I agree with the above. Jkurz and I had a bit of a difference when I first came on this board, he misstated something...I did not know him and called him on it. He refused to back down.....but that is dead.
He has a sledgehammer way of posting sometimes, that must be "read" to understand between the lines.
Now, in essence, a calorie is a calorie. The difference lies in what is terned as "clean" and "dirty". Typically, dirty has more calories, due to processing, etc. This is why and only why when folks change to a "clean" diet, they lose weight. They trade in calorie dense foods for less calorie dense foods, thus create a caloric deficit.
Now, when dieting for bodyfat loss, you can still lose bodyfat eating carbs, as long as you are under your maintenance needs. There is noone who can't do this.
At some point trying to get abs showing, and retain lean mass, macros will have to change though. While on the one hand, a high fiber, low fat diet does work, it has inherent problems as to retaining lbm. Hormones at some point come into play. Typically, bodybuilders' solution is to throw more protein at the muscles in hopes of retaining more.
Unfortunately, breakdown of muscle protein is as much hormonally controlled by low insulin, lowered testosterone, uptick in cortisol, as it is by the availablity of nutrients(protein).
So, it would make sense to work to keep test levels as high as possible. This is where a higher fat intake can be very beneficial. Research shows, Hamalinen et al, reported that men fed a low fat diet(less than 25%), high fiber for 6 weeks experienced a significant drop in test and free test.
Test was shown to uptick dramatically to baseline when these same folks were given a moderate fat diet(37%).

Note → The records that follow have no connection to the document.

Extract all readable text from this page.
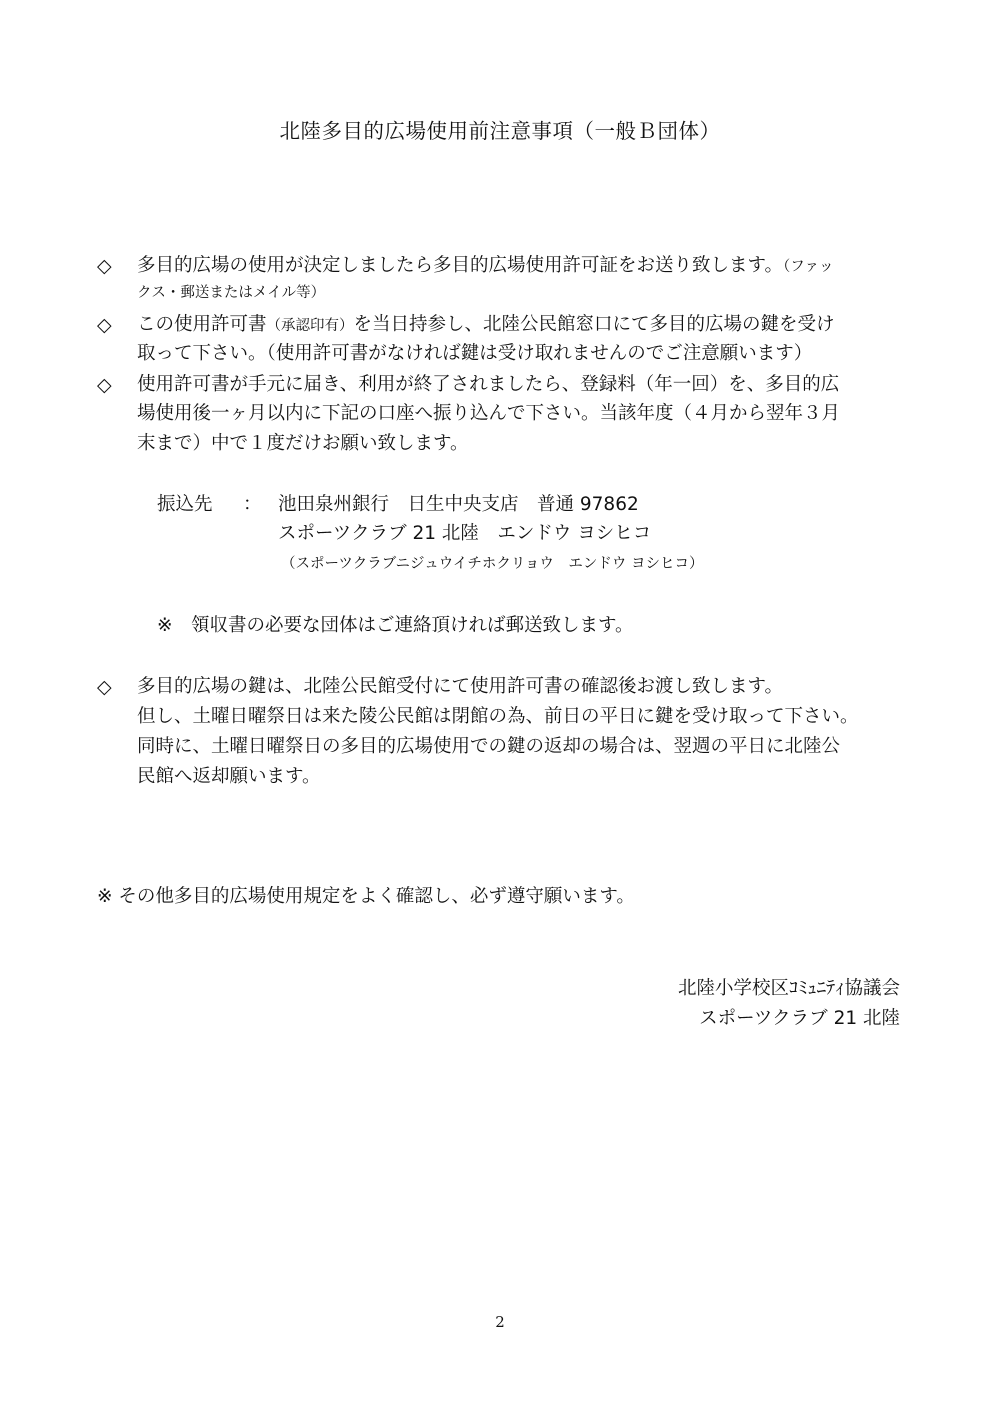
北陸多目的広場使用前注意事項（一般Ｂ団体）
◇ 多目的広場の使用が決定しましたら多目的広場使用許可証をお送り致します。（ファッ
クス・郵送またはメイル等）
◇ この使用許可書（承認印有）を当日持参し、北陸公民館窓口にて多目的広場の鍵を受け
取って下さい。（使用許可書がなければ鍵は受け取れませんのでご注意願います）
◇ 使用許可書が手元に届き、利用が終了されましたら、登録料（年一回）を、多目的広
場使用後一ヶ月以内に下記の口座へ振り込んで下さい。当該年度（４月から翌年３月
末まで）中で１度だけお願い致します。
振込先 ： 池田泉州銀行　日生中央支店　普通 97862
スポーツクラブ 21 北陸　エンドウ ヨシヒコ
（スポーツクラブニジュウイチホクリョウ　エンドウ ヨシヒコ）
※　領収書の必要な団体はご連絡頂ければ郵送致します。
◇ 多目的広場の鍵は、北陸公民館受付にて使用許可書の確認後お渡し致します。
但し、土曜日曜祭日は来た陵公民館は閉館の為、前日の平日に鍵を受け取って下さい。
同時に、土曜日曜祭日の多目的広場使用での鍵の返却の場合は、翌週の平日に北陸公
民館へ返却願います。
※ その他多目的広場使用規定をよく確認し、必ず遵守願います。
北陸小学校区ｺﾐｭﾆﾃｨ協議会
スポーツクラブ 21 北陸
2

So as you can see, macro ratios do well make a difference when dieting, in fact a huge difference. If test levels fall off, no amount of protein can counteract the hormonal change.
Ironically, PUF do not exert these benefits, in fact the opposite. Monosaturated and saturated fats on the other hand exert a huge impact on test.
What I am saying here for the average healthy bodybuilder with no cholesterol issues(and it is shown if you have no beginning issues, dietary cholesterol will not hurt you), then it may well be wise to add these fats to your diet, especially as drop calories.
I am a huge fan and research seems to bear me out that an optimal cutting diet is 50/20/30, p/c/f, and maybe if trying to get very lean go even to 50/10/40. As long as you are under maintenance, this macro ratio will work fine and save more lbm. and you will shed fat.